Ways Twitter Can Improve Our Writing
Founded in 2006, Twitter quickly became one of the defining marks of the current web generation. With so much emphasis put on social media and social networking in the last decade, Twitter filled an important void on the internet left by MySpace and Facebook. In all its simplicity and straightforwardness, Twitter has allowed individuals to plainly express their thoughts moment by moment to the mass public. Essentially like text messaging for the internet, Twitter mastered the key concept of simplicity and vanity that every social media master seeks today. But, with huge success comes, almost always, widespread criticism. Social media hubs like Facebook and Twitter have received a significant amount of flak from various parties online for various reasons. Many argue that Twitter inspires poorly written half-thoughts for the sole purpose of self-promotion and distraction. While this may be true of some Tweets and some Twitter users, there is much more to Twitter than these critics take the time to explore. There are several insightful and worthwhile writing lessons Twitter instills in the hundreds of millions of users who use it each day.
Encouraging Concise Writing
Clear, concise thoughts are a sign of strong and intelligent writing. Though the trend in academic writing today involves endless academic jargon, complex sentence structure, and longwinded thoughts, simple writing remains highly valued. Limited to only 140 characters, Twitter forces users to create sentences that get directly to the point as clearly and as quickly as possible. Writers can often get caught up in the construction of a sentence, losing sight of the true purpose of their writing. Twitter encourages people to focus on the point of their sentence rather than the structure, language, and length of that sentence. At some point in academic writing, length and vocabulary became the perceived measure of intelligence and quality. However, this is simply not the case. Clean and concise writing is valued above all else. Twitter teaches writers to craft sentences that are succinct and brief. With limited space to convey your message, you cut out the dribble and get straight to the point.
Practice in Editing
Editing and proofreading are two aspects of writing that the internet has seemingly hindered. Because the internet works at such a fast pace, much of the writing done online is messy and rushed. Skim through the average forum or Facebook page and you are sure to come across numerous misspellings, grammatical errors, and typos. However, editing is also an area that Twitter can remedy in many ways. Editing is one of the most essential tools and skills a writer can possess. Even the roughest of first drafts can be polished and perfected into a pristine piece after the right editing tweaks. Twitter is a great resource for learning to fine-tune your writing and narrow your arguments without sacrificing your unique style. Confining yourself to 140 characters helps you create sentences that are precise and pruned, while also remaining alluring and interesting.

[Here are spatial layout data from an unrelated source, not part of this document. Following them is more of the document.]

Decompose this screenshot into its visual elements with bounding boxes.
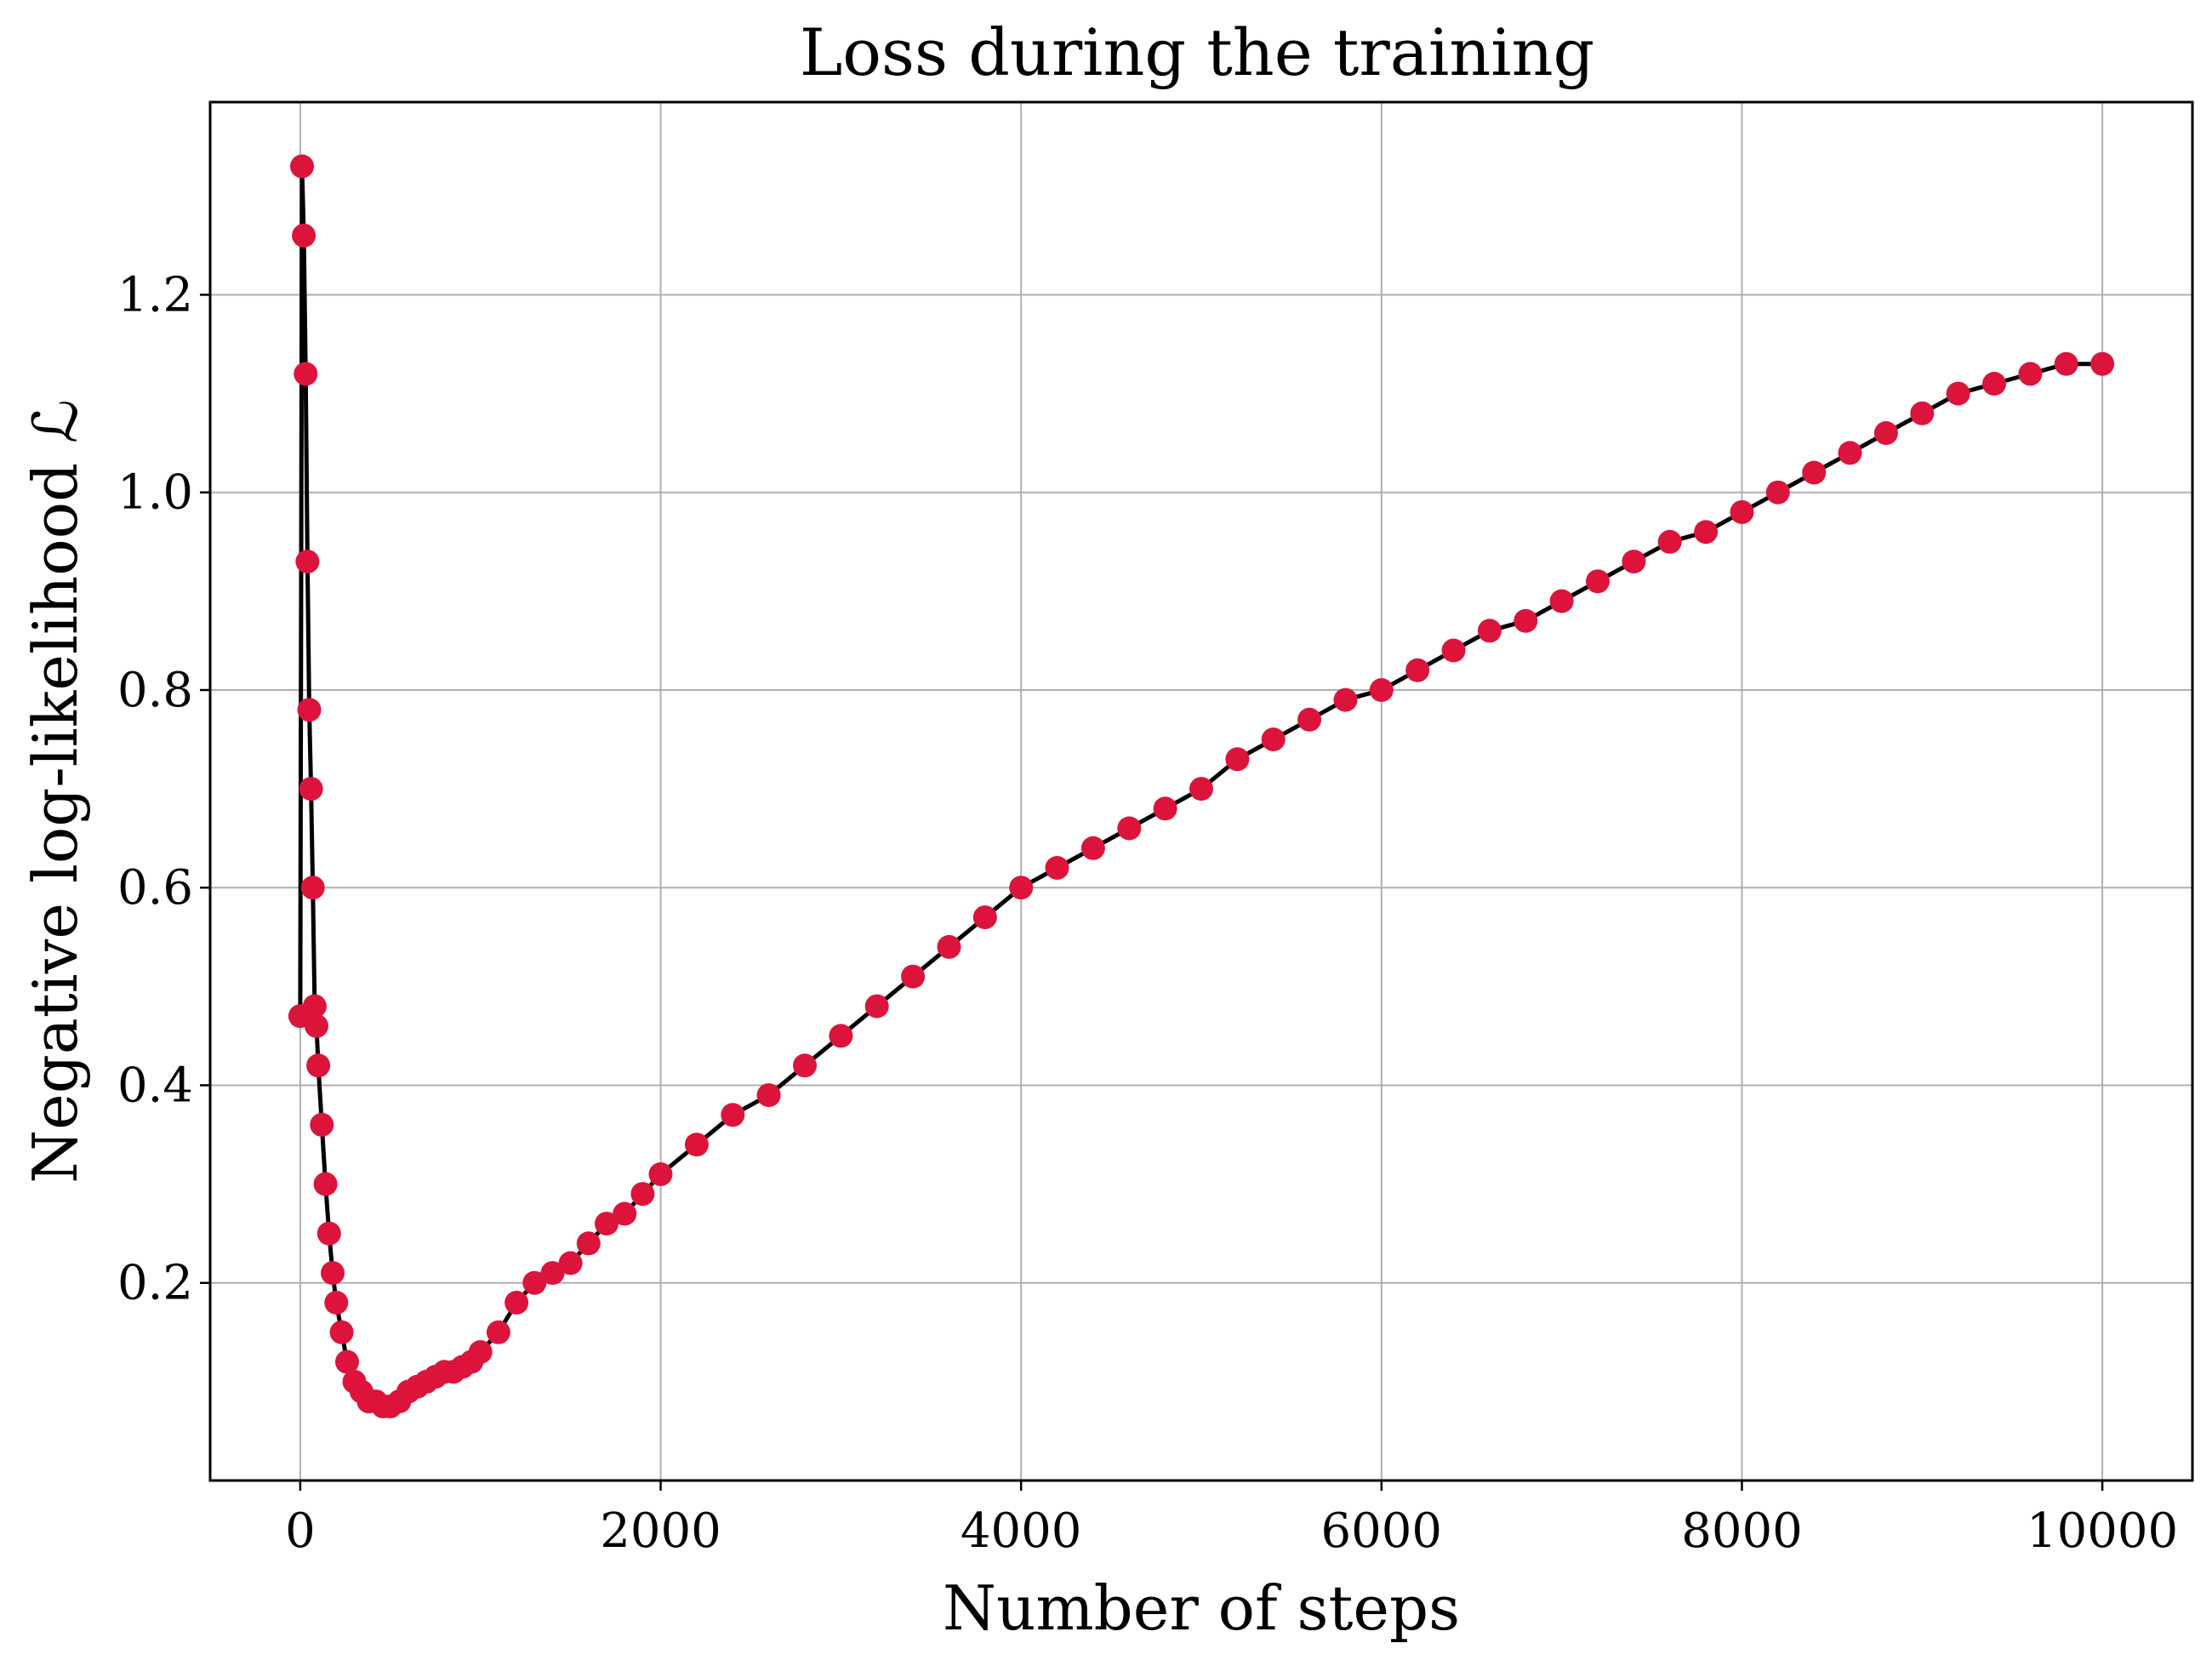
loss-point — [1189, 777, 1213, 802]
loss-point — [1333, 688, 1358, 712]
x-tick-label: 6000 — [1321, 1503, 1443, 1559]
loss-point — [2018, 362, 2043, 386]
loss-point — [1910, 401, 1935, 425]
loss-point — [1080, 836, 1105, 860]
loss-point — [1622, 550, 1646, 573]
y-tick-label: 0.8 — [117, 663, 193, 718]
loss-point — [313, 1172, 338, 1196]
y-axis-label: Negative log-likelihood ℒ — [20, 399, 91, 1184]
loss-point — [595, 1212, 619, 1236]
loss-point — [292, 223, 316, 248]
loss-point — [558, 1251, 583, 1275]
loss-point — [302, 994, 327, 1018]
y-tick-label: 1.0 — [117, 465, 193, 521]
plot-frame — [208, 100, 2194, 1482]
loss-point — [1586, 569, 1610, 594]
loss-point — [310, 1112, 334, 1137]
loss-point — [937, 934, 961, 959]
loss-point — [1873, 421, 1898, 445]
loss-point — [321, 1261, 345, 1286]
loss-point — [299, 777, 323, 802]
loss-point — [1730, 499, 1754, 524]
chart-title: Loss during the training — [800, 14, 1594, 90]
loss-point — [613, 1201, 637, 1226]
loss-point — [1405, 658, 1430, 682]
loss-point — [793, 1053, 817, 1078]
loss-point — [829, 1024, 853, 1048]
ticks: 0 2000 4000 6000 8000 10000 0.2 0.4 0.6 0.8 1.0 1.2 — [117, 267, 2178, 1559]
x-tick-label: 4000 — [961, 1503, 1082, 1559]
loss-point — [1946, 381, 1970, 406]
loss-point — [756, 1083, 781, 1108]
y-tick-label: 0.4 — [117, 1058, 193, 1113]
data-series — [288, 154, 2115, 1418]
loss-point — [2054, 351, 2078, 376]
loss-point — [294, 362, 318, 386]
loss-point — [1261, 727, 1286, 751]
loss-point — [297, 698, 322, 722]
loss-point — [1441, 638, 1466, 663]
loss-point — [329, 1320, 354, 1344]
loss-point — [721, 1103, 745, 1127]
loss-point — [335, 1349, 359, 1374]
loss-point — [295, 550, 320, 573]
loss-point — [316, 1221, 341, 1246]
loss-point — [1694, 520, 1719, 545]
loss-point — [1838, 441, 1862, 465]
loss-point — [684, 1133, 709, 1157]
loss-point — [486, 1320, 510, 1344]
loss-point — [1369, 678, 1394, 702]
loss-point — [540, 1261, 565, 1286]
y-tick-label: 0.2 — [117, 1256, 193, 1311]
x-tick-label: 0 — [285, 1503, 316, 1559]
loss-point — [864, 994, 889, 1018]
x-tick-label: 8000 — [1681, 1503, 1803, 1559]
x-tick-label: 2000 — [600, 1503, 721, 1559]
loss-point — [972, 905, 997, 930]
loss-point — [1982, 372, 2006, 396]
y-tick-label: 1.2 — [117, 267, 193, 322]
loss-point — [1802, 460, 1827, 485]
loss-point — [1477, 619, 1502, 643]
loss-point — [305, 1013, 328, 1038]
loss-point — [1117, 816, 1142, 841]
loss-point — [901, 964, 926, 989]
loss-point — [1765, 480, 1790, 505]
loss-point — [648, 1162, 673, 1186]
loss-point — [576, 1231, 601, 1256]
y-tick-label: 0.6 — [117, 860, 193, 916]
loss-point — [2090, 351, 2115, 376]
loss-point — [300, 876, 325, 900]
loss-point — [1657, 529, 1682, 554]
loss-point — [1153, 796, 1177, 821]
loss-point — [522, 1270, 547, 1295]
loss-point — [1297, 707, 1322, 732]
loss-point — [290, 154, 314, 179]
loss-point — [1045, 856, 1069, 880]
loss-point — [1549, 589, 1574, 613]
loss-point — [1225, 747, 1250, 772]
x-axis-label: Number of steps — [943, 1572, 1460, 1644]
loss-point — [324, 1291, 349, 1315]
loss-point — [306, 1053, 331, 1078]
loss-point — [1009, 876, 1034, 900]
loss-point — [630, 1182, 655, 1207]
loss-point — [505, 1291, 529, 1315]
loss-point — [468, 1340, 493, 1364]
x-tick-label: 10000 — [2027, 1503, 2178, 1559]
loss-point — [1514, 608, 1538, 633]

Teaching People to Read Their Audience
The basic principle behind rhetoric is finding a way to create material that has an intended effect on an audience or reader. This is one of the most under-recognized skills that writers posses. Twitter is a wonderful tool for honing in on how you read and cater to an audience with your writing. When Tweeting, you must always be conscious of who your audience is and what they are looking for. Much of the writing that we do on social media and social networking hubs is very reader centric. We write and post things with the hope that they will be read. In this way, Twitter constantly takes into consideration what your readers want to see. While many may think this is some form of selling out, writing really is about both the writer and the reader. A writer must constantly keep their audience in mind. Often we shape our Tweets around what we think our audience wants to read and how they might interpret what we’ve written. This is great practice in persuasive rhetoric and an important writing lesson to master.